Bu yeni din, 21 yaşında hırsızlıktan hapse düşen Nebraskalı Malcolm Little için hayli cazip görünür. Anavatan Afrika’ya dönme hayaliyle tutuşan coşkulu bir vaiz olan babası faili meçhul cinayete kurban gitmiş, dört amcası ise beyazlar tarafından insafsızca katledilmiştir. Evet, onun gözünde de beyazlar olsa olsa bir şeytan ırkıdır.

Bu yeni din, 21 yaşında hırsızlıktan hapse düşen Nebraskalı Malcolm Little için hayli cazip görünür.

1952 yılında hapisten çıktığında 27 yaşındadır. İslam Milleti’ne katılmakta tereddüt etmez. Little olan soyadı gider, yerine bir manifesto gibi duran “X” gelir. Hitabeti, organizasyon becerisi ve samimiyeti ile Elijah Muhammed’in dikkatini çekmekte gecikmez. Ateşli bir taraftardan daha ötesidir artık. Kürsülerden gümbür gümbür yükselen sesiyle hareketin gücüne güç katar. İslam Milleti, yeni sözcüsü Malcolm X ile siyahi toplumun umutlarına tercüman olmakla kalmaz, Amerikan kamuoyunda ses getirmeye başlar.
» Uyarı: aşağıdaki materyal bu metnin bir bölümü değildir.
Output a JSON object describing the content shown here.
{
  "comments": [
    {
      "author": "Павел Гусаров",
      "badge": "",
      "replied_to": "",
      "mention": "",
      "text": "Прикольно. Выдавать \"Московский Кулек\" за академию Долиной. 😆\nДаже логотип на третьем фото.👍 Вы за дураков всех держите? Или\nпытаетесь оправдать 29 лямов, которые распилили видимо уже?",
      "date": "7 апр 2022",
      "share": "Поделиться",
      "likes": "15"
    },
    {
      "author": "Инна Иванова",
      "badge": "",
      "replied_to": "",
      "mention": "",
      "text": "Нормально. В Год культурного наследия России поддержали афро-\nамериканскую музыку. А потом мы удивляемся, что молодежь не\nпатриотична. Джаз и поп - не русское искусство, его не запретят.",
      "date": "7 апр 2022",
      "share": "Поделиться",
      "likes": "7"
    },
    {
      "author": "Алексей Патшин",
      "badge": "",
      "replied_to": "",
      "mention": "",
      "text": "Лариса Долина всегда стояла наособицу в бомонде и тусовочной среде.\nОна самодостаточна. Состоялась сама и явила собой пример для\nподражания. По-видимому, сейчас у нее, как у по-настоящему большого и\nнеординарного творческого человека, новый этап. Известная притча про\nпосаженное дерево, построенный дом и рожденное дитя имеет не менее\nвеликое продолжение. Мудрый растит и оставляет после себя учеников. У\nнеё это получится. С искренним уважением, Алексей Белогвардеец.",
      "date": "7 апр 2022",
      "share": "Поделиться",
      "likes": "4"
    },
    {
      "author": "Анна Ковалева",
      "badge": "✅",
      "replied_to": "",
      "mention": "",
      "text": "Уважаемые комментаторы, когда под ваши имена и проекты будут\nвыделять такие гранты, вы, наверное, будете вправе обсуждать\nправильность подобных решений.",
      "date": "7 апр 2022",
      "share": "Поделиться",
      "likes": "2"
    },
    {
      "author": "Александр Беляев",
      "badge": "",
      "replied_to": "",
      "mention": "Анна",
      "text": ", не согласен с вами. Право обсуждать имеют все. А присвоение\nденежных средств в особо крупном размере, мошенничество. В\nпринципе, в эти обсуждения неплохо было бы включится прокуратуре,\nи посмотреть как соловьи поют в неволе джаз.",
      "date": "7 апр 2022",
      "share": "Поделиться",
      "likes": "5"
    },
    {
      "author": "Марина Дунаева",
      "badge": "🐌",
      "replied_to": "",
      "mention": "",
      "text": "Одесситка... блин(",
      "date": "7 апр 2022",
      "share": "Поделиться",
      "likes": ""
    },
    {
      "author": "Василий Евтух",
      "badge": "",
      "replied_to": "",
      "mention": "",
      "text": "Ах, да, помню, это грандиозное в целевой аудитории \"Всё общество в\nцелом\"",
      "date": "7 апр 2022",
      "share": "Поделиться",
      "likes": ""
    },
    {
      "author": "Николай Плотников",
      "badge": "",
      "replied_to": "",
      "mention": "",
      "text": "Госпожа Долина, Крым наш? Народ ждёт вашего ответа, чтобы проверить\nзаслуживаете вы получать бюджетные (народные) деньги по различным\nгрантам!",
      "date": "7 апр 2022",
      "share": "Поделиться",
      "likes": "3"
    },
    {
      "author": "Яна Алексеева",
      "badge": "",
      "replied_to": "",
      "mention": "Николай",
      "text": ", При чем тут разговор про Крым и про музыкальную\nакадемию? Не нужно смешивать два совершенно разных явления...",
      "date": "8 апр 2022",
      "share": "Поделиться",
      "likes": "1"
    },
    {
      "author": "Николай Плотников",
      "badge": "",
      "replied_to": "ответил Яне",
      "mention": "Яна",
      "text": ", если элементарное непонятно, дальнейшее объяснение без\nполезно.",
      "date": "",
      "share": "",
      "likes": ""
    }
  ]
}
Sıradan bir otomobil işçiliğinden cemaat liderliğine uzanan Elijah için bu kadarı fazladır. Tamam, gösterişli bir sözcüye ihtiyacı elbette vardır. Ama Malcolm fazla gösterişlidir. Onu gölgede bırakacak kadar fazla. Bu arada feleğin çemberinden geçmiş bir adam olarak Malcolm da gerçeği kavramaya başlamış, uzaktan bir nur halesi gibi görünen Elijah’ın yakından bakınca hırs küpü sıradan bir karakter olduğunu farketmiştir. Üstelik çok ahlaksızdır. Kendisinden çocuk peydahlayan sekreterleri Elijah aleyhine peş peşe babalık davaları açacaklardır.

Hac ziyareti ve gerçek İslam

İslam dininden zerre nasiplenmemiş “İslam Milleti” Malcolm’un gözünden iyice düşer. Gerçek İslamın ne olduğunu sorgulamaya girişir. 1964 yılında hacca gider. 25 Nisan günü Mekke’den yazdığı şu mektup yeni bir Malcolm’un habercisidir.

“Burada, Mekke’de (Cidde, Mina ve Müzdelife) geçirdiğim günler boyunca haccın ritüellerini anlamaya çalışırken krallarla, hükümdarlarla ve diğer yöneticilerle aynı tabaktan yemek yedim, aynı bardaktan su içtim, aynı yatak yahut kilimin üzerinde uyudum. Teni beyazların en beyazı, gözleri mavilerin en mavisi, saçları sarıların en sarısı Müslüman kardeşlerimle birlikte oturdum. Onların mavi gözlerine baktığımda beni bir kardeşleri olarak kabul ettiklerini görebiliyordum.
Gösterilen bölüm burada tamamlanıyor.